だがついに、胸の刀傷も腹の峰打ちの痕も見えなくなった。

ファイは早速黒鋼の部屋に向かった。

「くーろたーん♪」

呼び掛けながら黒鋼の部屋をノックしたが返事はない。

「寝ちゃってるのかな…」

夕食のときこの街で造られているという地酒が振る舞われ、黒鋼は結構な量を飲み干していた。

明日にしようか、とも思ったが…久しぶりに黒鋼の傍にいられると期待した身体は、簡単には諦めてくれそうにない。

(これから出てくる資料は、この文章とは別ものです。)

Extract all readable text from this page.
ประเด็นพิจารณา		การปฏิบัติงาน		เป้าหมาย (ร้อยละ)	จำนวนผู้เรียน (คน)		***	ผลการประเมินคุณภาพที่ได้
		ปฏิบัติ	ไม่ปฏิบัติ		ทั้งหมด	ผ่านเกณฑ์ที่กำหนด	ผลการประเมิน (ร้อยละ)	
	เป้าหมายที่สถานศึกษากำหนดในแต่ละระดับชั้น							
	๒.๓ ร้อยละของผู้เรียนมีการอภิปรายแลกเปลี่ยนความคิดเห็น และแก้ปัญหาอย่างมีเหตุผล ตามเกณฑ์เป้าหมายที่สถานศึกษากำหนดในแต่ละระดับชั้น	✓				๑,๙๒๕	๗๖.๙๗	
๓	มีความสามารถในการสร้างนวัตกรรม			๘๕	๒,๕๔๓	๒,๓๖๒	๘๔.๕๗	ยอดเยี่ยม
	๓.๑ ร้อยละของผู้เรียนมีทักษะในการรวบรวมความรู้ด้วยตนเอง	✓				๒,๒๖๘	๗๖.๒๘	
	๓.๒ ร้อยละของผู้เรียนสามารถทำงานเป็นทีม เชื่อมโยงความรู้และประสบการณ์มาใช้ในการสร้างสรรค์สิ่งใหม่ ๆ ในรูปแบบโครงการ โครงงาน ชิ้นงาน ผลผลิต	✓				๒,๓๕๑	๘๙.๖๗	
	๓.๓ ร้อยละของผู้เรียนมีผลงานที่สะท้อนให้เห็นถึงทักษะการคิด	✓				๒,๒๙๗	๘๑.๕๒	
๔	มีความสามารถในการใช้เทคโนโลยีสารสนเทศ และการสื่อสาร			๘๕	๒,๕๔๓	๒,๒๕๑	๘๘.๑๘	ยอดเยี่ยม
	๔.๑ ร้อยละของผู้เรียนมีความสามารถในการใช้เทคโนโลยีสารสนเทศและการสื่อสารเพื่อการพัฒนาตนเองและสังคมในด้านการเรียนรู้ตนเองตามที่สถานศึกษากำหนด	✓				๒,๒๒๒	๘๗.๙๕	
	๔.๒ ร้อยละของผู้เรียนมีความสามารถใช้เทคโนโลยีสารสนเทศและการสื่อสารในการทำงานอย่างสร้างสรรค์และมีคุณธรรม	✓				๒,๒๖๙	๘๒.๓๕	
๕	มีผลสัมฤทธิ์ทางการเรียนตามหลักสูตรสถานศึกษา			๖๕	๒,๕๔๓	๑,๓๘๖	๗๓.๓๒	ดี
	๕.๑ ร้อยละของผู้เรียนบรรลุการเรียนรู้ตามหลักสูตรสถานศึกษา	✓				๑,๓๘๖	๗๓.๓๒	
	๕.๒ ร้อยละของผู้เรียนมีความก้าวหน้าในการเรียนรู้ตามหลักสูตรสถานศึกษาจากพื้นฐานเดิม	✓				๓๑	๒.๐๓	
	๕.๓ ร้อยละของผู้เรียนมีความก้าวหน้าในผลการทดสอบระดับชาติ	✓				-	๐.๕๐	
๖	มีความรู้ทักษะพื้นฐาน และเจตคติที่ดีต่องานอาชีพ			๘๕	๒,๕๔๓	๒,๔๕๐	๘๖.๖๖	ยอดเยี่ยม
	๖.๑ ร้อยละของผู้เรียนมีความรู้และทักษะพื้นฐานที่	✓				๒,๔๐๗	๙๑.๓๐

隣で眠るだけでもいい、黒鋼のぬくもりを感じたかった。

少し思案したあと、ファイはおずおずとドアノブに手を掛けた。
鍵はかかっていないようだ。

ファイは思いきってドアを開けた。

「…お邪魔しまーす」

部屋の中に入ると、黒鋼のにおいがする気がして、ファイは何だか嬉しくなった。

黒鋼の姿は見えないが、部屋についているバスルームから水音が聞こえるから、シャワーを浴びているのだろう。

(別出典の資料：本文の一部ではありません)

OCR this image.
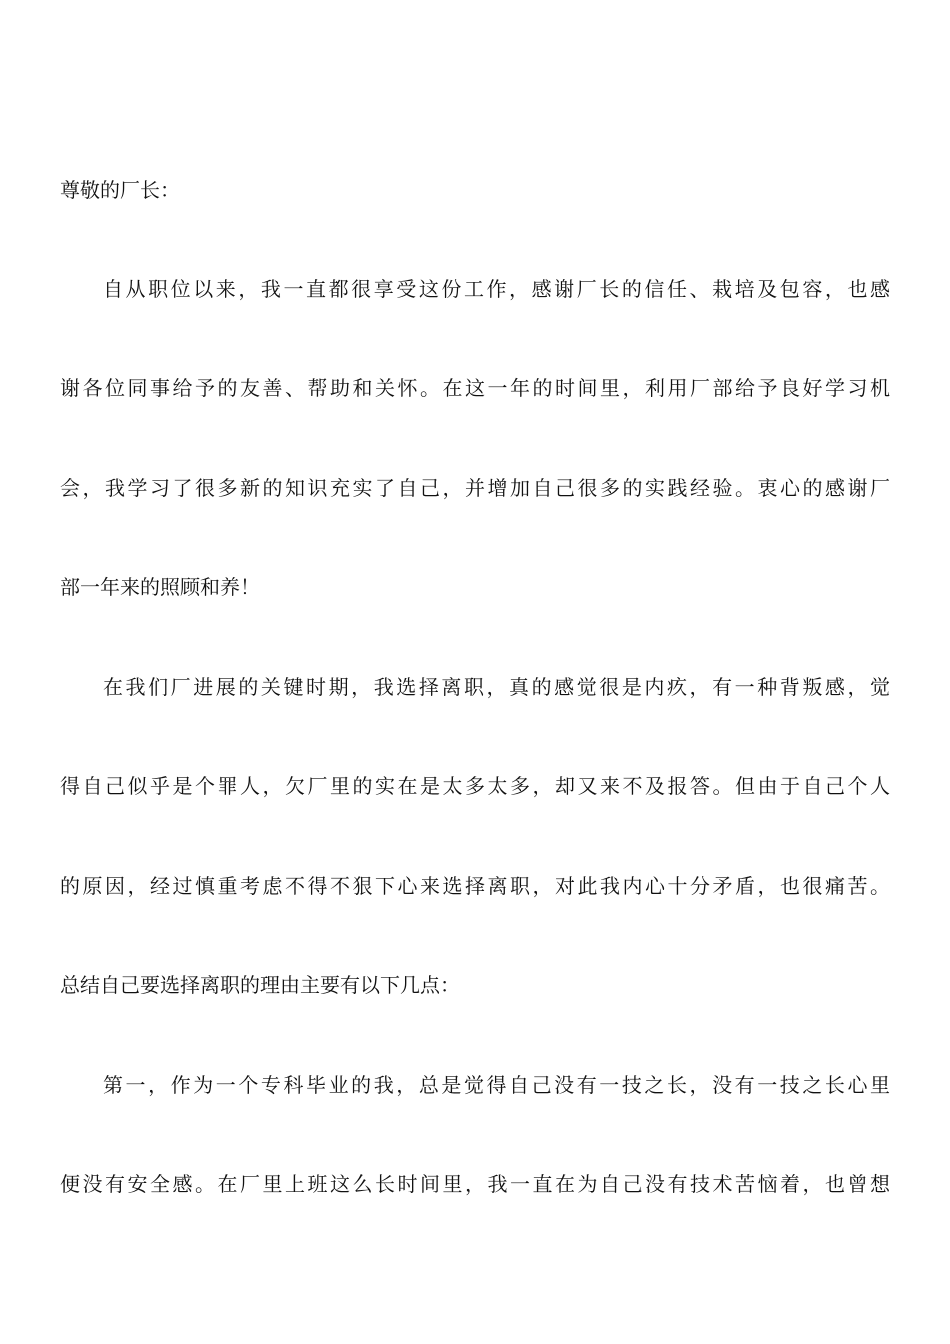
尊敬的厂长：
自从职位以来，我一直都很享受这份工作，感谢厂长的信任、栽培及包容，也感
谢各位同事给予的友善、帮助和关怀。在这一年的时间里，利用厂部给予良好学习机
会，我学习了很多新的知识充实了自己，并增加自己很多的实践经验。衷心的感谢厂
部一年来的照顾和养！
在我们厂进展的关键时期，我选择离职，真的感觉很是内疚，有一种背叛感，觉
得自己似乎是个罪人，欠厂里的实在是太多太多，却又来不及报答。但由于自己个人
的原因，经过慎重考虑不得不狠下心来选择离职，对此我内心十分矛盾，也很痛苦。
总结自己要选择离职的理由主要有以下几点：
第一，作为一个专科毕业的我，总是觉得自己没有一技之长，没有一技之长心里
便没有安全感。在厂里上班这么长时间里，我一直在为自己没有技术苦恼着，也曾想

ファイは少しでも早く黒鋼に抱きつきたくて、逸る心を抑えることが出来なかった。
少し躊躇ったが、何と衣服を脱ぎ捨てて黒鋼のいる浴室のドアを開けた。

湯船につかっていた黒鋼は、急に浴室のドアが開き何事かとそちらを見た。
そして凍り付いた。

ほんのりと頬を染めたファイが、一糸纏わぬ姿で立っている。
一瞬自分の妄想かと疑ってしまった。

「…どうした?」

驚きのあまりあまりに素っ気ない言葉をかけてしまう。

恐らくその場の勢いでこんな大胆なことをしてしまったのだろうが、黒鋼の言葉にファイは我に返ったようだった。

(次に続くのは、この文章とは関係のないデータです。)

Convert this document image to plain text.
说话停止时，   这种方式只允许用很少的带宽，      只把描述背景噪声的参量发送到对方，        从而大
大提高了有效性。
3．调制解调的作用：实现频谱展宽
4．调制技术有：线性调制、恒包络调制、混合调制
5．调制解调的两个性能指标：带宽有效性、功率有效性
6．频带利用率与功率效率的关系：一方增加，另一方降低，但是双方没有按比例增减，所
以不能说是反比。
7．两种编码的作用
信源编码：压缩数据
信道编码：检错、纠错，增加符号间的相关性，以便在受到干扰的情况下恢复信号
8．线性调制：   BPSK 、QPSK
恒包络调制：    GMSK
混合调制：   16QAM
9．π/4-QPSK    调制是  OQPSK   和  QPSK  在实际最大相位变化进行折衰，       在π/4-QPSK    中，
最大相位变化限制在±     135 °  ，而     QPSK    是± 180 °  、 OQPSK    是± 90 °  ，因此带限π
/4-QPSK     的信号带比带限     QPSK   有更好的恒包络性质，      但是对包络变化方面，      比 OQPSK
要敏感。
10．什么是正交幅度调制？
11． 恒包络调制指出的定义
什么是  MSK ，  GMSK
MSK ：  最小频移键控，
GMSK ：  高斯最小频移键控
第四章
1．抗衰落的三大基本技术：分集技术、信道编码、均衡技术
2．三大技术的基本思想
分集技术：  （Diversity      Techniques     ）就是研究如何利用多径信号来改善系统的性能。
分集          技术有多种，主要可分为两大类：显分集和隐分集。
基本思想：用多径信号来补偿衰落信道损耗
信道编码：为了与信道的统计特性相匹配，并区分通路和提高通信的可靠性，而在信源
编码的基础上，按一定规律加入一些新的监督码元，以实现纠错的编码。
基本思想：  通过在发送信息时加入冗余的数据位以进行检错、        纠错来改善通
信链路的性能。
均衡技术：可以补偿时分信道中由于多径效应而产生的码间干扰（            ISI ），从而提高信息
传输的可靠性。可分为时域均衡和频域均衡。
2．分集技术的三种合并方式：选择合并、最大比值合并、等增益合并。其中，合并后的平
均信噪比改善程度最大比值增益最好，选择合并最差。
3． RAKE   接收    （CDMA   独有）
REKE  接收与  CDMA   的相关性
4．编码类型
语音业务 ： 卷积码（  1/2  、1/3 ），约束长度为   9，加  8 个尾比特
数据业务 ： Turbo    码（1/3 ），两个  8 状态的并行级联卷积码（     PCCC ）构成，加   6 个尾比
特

耳まで真っ赤になって、裸体を隠すようにしゃがみこむ。
俯いた表情は、泣きそうに歪んでいた。

黒鋼は浴槽からあがってファイの身体を抱き締めた。
美しい肢体はすっかり冷えてしまっている。

「…邪魔してごめんねー」

ファイが黒鋼を見上げてへにゃんと笑う。
黒鋼の大嫌いな、仮面のような笑顔だ。

黒鋼は何も言わずに、ファイの身体を抱き上げると湯船に戻った。

「わっ…!」

ファイが驚いて黒鋼にしがみつく。
あまり広くない浴槽で、二人はぴったりと密着した。

「…治ったんだな」

黒鋼がぼそりと呟く。

「あ…、うん、そうなんだー。心配かけてごめんねー」

それには答えず、黒鋼はファイの顔を覗き込んだ。

「それで、裸で風呂場に浸入してきたってことは、食べて下さいって解釈でいいんだな?」

ファイが再び真っ赤になる。

「…そんなんじゃ…ぁあんっ!」

否定しようとした言葉は中途半端に跳ねた。

首筋を吸われただけなのに。
たったそれだけでびっくりするぐらい感じてしまって羞恥に震える。

「…あぁっ…んぅ…」

首筋を強く吸われたかと思うと唇を奪われ、舌をからめとられて吸われ、身体から力が抜けてしまう。

湯船に沈みそうになったファイを、黒鋼が引き上げて支えた。
腰に手を回され、股間の周りをゆっくりと撫でられて、ファイはぴくぴく震える。

「敏感だな」

低く笑われて、羞恥にかっと顔が熱くなった。

「…ぁ…っぁ…ゃぁ…」

何もされてないのに緩く勃ち上がってしまった自身をからかうように、黒鋼の手はファイの股間をじっくりと撫で回す。
でもその手は決して直接ファイ自身には触れはしない。

もうすっかり欲情している様子のファイが焦れったそうに身を震わせるのを、黒鋼は愉しげに観察した。

嫌いなわけでも苦しめたいわけでもないのに、ファイに触れていると沸き上がってくる嗜虐心を抑えることができない。

黒鋼はふっと笑うと、ファイの身体を抱き上げて浴槽から上がった。